Le Bibliophile et le Relieur

Un Bibliophile un jour porta chez un Relieur
Un livre qu’il prisait beaucoup moins que sa fleur.
C’était certain auteur, discret, sec, fort honnête,
Dont le nom n’a jamais fait grand bruit dans les têtes.

« Je veux, dit l’Amateur, lui donner un habit
Qui sans trop de fracas le relève et l’ennoblît ;
Rien d’éclatant surtout ; je hais la violence ;
Le goût veut de l’accord bien plus que d’opulence. »

Le Relieur, courbé sur le livre apporté,
Regarda le format, le grain, la pauvreté ;
Puis dit : « Pour un tel corps, une peau bien choisie,
Un maroquin discret servirait à merveille. »

« Soit », dit l’autre. On parla des nerfs, puis des filets ;
Puis d’un léger décor qui ne s’impose jamais ;
Puis d’une dentelle ; et puis, pour la doublure,
D’un ton plus noble enfin qui répondît au cuir.

À chaque ajout nouveau l’Amateur résistait,
Puis cédait d’un air fin, comme un homme contraint ;
Et ce livre, d’abord né pour vivre en silence,
Croissait en dignité, du moins en apparence.
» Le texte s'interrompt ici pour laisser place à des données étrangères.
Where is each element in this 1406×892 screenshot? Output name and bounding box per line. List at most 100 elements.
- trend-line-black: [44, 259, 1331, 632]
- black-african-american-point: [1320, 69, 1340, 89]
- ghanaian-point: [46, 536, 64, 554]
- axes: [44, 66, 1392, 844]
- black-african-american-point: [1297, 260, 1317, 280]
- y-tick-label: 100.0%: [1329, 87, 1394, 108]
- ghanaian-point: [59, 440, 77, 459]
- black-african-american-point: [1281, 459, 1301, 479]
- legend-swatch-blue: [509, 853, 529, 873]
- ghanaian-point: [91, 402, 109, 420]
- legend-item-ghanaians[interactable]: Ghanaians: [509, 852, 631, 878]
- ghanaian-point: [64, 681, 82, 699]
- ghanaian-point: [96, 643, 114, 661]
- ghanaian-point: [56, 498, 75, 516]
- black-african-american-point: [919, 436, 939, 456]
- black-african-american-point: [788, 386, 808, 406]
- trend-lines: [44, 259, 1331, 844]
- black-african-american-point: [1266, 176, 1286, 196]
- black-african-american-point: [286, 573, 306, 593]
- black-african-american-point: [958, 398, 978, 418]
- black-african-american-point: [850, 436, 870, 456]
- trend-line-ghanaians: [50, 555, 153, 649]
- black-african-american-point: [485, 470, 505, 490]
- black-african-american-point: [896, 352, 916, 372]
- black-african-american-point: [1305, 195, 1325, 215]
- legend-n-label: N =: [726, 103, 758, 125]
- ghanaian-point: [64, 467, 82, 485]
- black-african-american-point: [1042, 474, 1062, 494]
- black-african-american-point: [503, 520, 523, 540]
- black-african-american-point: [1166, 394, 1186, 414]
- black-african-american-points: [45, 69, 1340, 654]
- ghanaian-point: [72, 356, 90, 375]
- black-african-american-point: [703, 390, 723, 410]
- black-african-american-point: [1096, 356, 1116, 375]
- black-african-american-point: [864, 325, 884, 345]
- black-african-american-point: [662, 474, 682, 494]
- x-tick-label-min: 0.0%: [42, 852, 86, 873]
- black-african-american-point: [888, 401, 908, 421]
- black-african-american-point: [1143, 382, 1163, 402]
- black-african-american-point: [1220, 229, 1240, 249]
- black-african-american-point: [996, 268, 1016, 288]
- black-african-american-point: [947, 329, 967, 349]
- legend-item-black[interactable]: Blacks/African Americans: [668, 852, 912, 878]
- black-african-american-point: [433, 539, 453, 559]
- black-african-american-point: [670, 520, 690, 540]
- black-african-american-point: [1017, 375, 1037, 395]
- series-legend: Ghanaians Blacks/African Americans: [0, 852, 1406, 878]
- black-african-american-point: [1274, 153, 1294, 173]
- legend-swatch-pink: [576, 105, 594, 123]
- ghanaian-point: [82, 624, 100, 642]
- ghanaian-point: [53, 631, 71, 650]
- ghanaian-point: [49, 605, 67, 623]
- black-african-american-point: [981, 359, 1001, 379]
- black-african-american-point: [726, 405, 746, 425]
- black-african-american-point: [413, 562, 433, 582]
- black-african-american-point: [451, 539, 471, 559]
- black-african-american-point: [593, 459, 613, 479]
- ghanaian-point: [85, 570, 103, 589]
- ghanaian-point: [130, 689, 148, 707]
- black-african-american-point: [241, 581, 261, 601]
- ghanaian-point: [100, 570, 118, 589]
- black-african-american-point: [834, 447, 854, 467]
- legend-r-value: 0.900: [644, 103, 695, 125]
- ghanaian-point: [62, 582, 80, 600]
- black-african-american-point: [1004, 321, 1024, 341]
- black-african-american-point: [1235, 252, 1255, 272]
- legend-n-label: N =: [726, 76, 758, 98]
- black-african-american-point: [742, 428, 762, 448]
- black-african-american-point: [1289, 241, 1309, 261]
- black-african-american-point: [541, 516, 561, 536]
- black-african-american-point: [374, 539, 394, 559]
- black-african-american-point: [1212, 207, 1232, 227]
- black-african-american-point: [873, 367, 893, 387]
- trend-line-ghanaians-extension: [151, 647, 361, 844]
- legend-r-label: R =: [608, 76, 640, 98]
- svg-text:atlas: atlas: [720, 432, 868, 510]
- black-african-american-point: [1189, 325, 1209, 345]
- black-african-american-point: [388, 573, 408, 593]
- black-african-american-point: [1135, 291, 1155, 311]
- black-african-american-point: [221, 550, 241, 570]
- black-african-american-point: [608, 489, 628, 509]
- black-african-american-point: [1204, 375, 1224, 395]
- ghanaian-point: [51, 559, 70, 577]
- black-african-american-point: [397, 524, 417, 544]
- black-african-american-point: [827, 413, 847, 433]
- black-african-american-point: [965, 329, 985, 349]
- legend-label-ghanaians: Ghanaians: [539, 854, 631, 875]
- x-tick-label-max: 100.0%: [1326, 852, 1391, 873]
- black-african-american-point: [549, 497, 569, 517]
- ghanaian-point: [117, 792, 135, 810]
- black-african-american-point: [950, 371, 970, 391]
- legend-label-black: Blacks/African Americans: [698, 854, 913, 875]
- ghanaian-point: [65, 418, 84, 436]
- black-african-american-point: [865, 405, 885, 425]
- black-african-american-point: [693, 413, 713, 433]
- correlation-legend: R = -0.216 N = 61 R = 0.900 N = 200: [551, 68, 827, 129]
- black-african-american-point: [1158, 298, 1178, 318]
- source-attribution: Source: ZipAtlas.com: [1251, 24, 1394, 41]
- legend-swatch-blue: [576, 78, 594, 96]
On y joignit bientôt des gardes assorties,
Un étui, des témoins, des tranches embellies ;
Bref, tout ce qu’un beau zèle invente avec chaleur
Quand il sert moins un texte qu’il ne sert sa couleur.

Le volume, au retour, brillait comme un ministre ;
Tout y semblait d’un prix auguste et presque illustre.
Le dos portait l’orgueil de ses beaux compartiments ;
La doublure charmait les plus froids connaissants.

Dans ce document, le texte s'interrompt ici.